Watch the next two months. If March and April 2026 print flat or negative numbers, the post-July recovery has run its course and Inglewood will likely revisit the $720s by summer. If gains accelerate back toward $5,000+ a month, the upcycle continues.

Similar Markets in CA

  • Los Angeles — Inglewood’s parent metro, with broader inventory at varying price points.
  • Long Beach — Coastal alternative in the same metro for buyers wanting harbor access.
  • Anaheim — Orange County option for buyers willing to trade location for newer housing stock.
  • Bakersfield — A growing California city with substantially lower prices for buyers priced out of LA.
  • Riverside — Inland Empire pick for commuters seeking more home for the money.

Frequently Asked Questions

What is the average home price in Inglewood?

The average home price in Inglewood, CA is $736,829 as of February 2026. That figure reflects the Zillow Home Value Index across all 5 tracked ZIP codes, with individual neighborhoods ranging from $668,598 to $817,257.

Are home prices going up or down in Inglewood?

Prices are up 0.9% year over year. The market dipped through summer 2025, bottoming at $708,342 in July, then climbed back about 4% to reach the current $736,829.

Is it cheaper to rent or buy in Inglewood?

Renting is cheaper by roughly $2,000 a month. Average rent runs about $2,520, while a mortgage on the median home with 20% down at recent rates exceeds $4,500 before taxes and insurance.

What is the most affordable neighborhood in Inglewood?

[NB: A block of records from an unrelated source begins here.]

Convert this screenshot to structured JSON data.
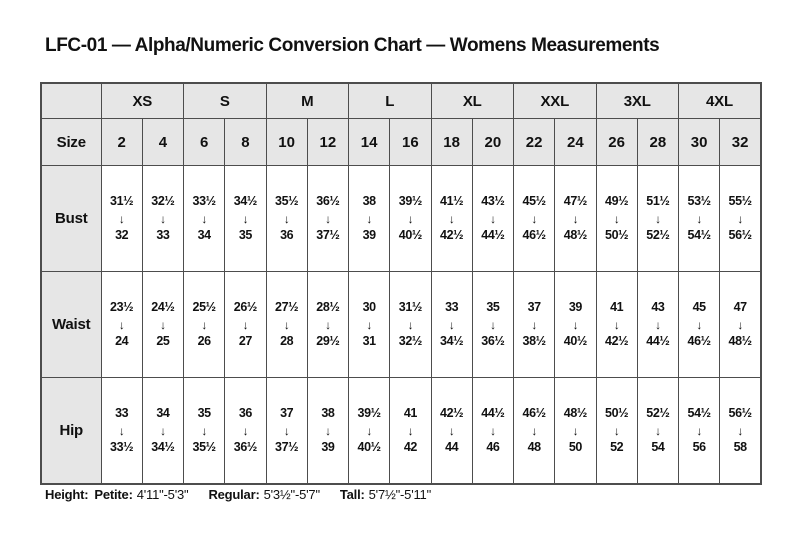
{
  "title": "LFC-01 — Alpha/Numeric Conversion Chart — Womens Measurements",
  "chart_data": {
    "type": "table",
    "title": "LFC-01 — Alpha/Numeric Conversion Chart — Womens Measurements",
    "corner_label": "",
    "alpha_sizes": [
      "XS",
      "S",
      "M",
      "L",
      "XL",
      "XXL",
      "3XL",
      "4XL"
    ],
    "size_row_label": "Size",
    "numeric_sizes": [
      "2",
      "4",
      "6",
      "8",
      "10",
      "12",
      "14",
      "16",
      "18",
      "20",
      "22",
      "24",
      "26",
      "28",
      "30",
      "32"
    ],
    "arrow_glyph": "↓",
    "measurement_rows": [
      {
        "label": "Bust",
        "ranges": [
          {
            "from": "31½",
            "to": "32"
          },
          {
            "from": "32½",
            "to": "33"
          },
          {
            "from": "33½",
            "to": "34"
          },
          {
            "from": "34½",
            "to": "35"
          },
          {
            "from": "35½",
            "to": "36"
          },
          {
            "from": "36½",
            "to": "37½"
          },
          {
            "from": "38",
            "to": "39"
          },
          {
            "from": "39½",
            "to": "40½"
          },
          {
            "from": "41½",
            "to": "42½"
          },
          {
            "from": "43½",
            "to": "44½"
          },
          {
            "from": "45½",
            "to": "46½"
          },
          {
            "from": "47½",
            "to": "48½"
          },
          {
            "from": "49½",
            "to": "50½"
          },
          {
            "from": "51½",
            "to": "52½"
          },
          {
            "from": "53½",
            "to": "54½"
          },
          {
            "from": "55½",
            "to": "56½"
          }
        ]
      },
      {
        "label": "Waist",
        "ranges": [
          {
            "from": "23½",
            "to": "24"
          },
          {
            "from": "24½",
            "to": "25"
          },
          {
            "from": "25½",
            "to": "26"
          },
          {
            "from": "26½",
            "to": "27"
          },
          {
            "from": "27½",
            "to": "28"
          },
          {
            "from": "28½",
            "to": "29½"
          },
          {
            "from": "30",
            "to": "31"
          },
          {
            "from": "31½",
            "to": "32½"
          },
          {
            "from": "33",
            "to": "34½"
          },
          {
            "from": "35",
            "to": "36½"
          },
          {
            "from": "37",
            "to": "38½"
          },
          {
            "from": "39",
            "to": "40½"
          },
          {
            "from": "41",
            "to": "42½"
          },
          {
            "from": "43",
            "to": "44½"
          },
          {
            "from": "45",
            "to": "46½"
          },
          {
            "from": "47",
            "to": "48½"
          }
        ]
      },
      {
        "label": "Hip",
        "ranges": [
          {
            "from": "33",
            "to": "33½"
          },
          {
            "from": "34",
            "to": "34½"
          },
          {
            "from": "35",
            "to": "35½"
          },
          {
            "from": "36",
            "to": "36½"
          },
          {
            "from": "37",
            "to": "37½"
          },
          {
            "from": "38",
            "to": "39"
          },
          {
            "from": "39½",
            "to": "40½"
          },
          {
            "from": "41",
            "to": "42"
          },
          {
            "from": "42½",
            "to": "44"
          },
          {
            "from": "44½",
            "to": "46"
          },
          {
            "from": "46½",
            "to": "48"
          },
          {
            "from": "48½",
            "to": "50"
          },
          {
            "from": "50½",
            "to": "52"
          },
          {
            "from": "52½",
            "to": "54"
          },
          {
            "from": "54½",
            "to": "56"
          },
          {
            "from": "56½",
            "to": "58"
          }
        ]
      }
    ]
  },
  "footer": {
    "height_label": "Height:",
    "segments": [
      {
        "label": "Petite:",
        "value": "4'11\"-5'3\""
      },
      {
        "label": "Regular:",
        "value": "5'3½\"-5'7\""
      },
      {
        "label": "Tall:",
        "value": "5'7½\"-5'11\""
      }
    ]
  },
  "colors": {
    "shaded_bg": "#e6e6e6",
    "border": "#4d4d4d",
    "text": "#111111",
    "background": "#ffffff"
  }
}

ZIP 90301 is the cheapest at $668,598 — about $68,000 below the city average. ZIP 90302 is second at $681,252.

Methodology

Home values are based on the Zillow Home Value Index (ZHVI), a smoothed measure of typical home values in the 35th to 65th percentile range. Rent estimates use the Zillow Observed Rent Index (ZORI). Population figures come from the U.S. Census Bureau Population Estimates Program (2020-2024 vintage). All datasets are publicly available. Housing data updated 2026-02-28.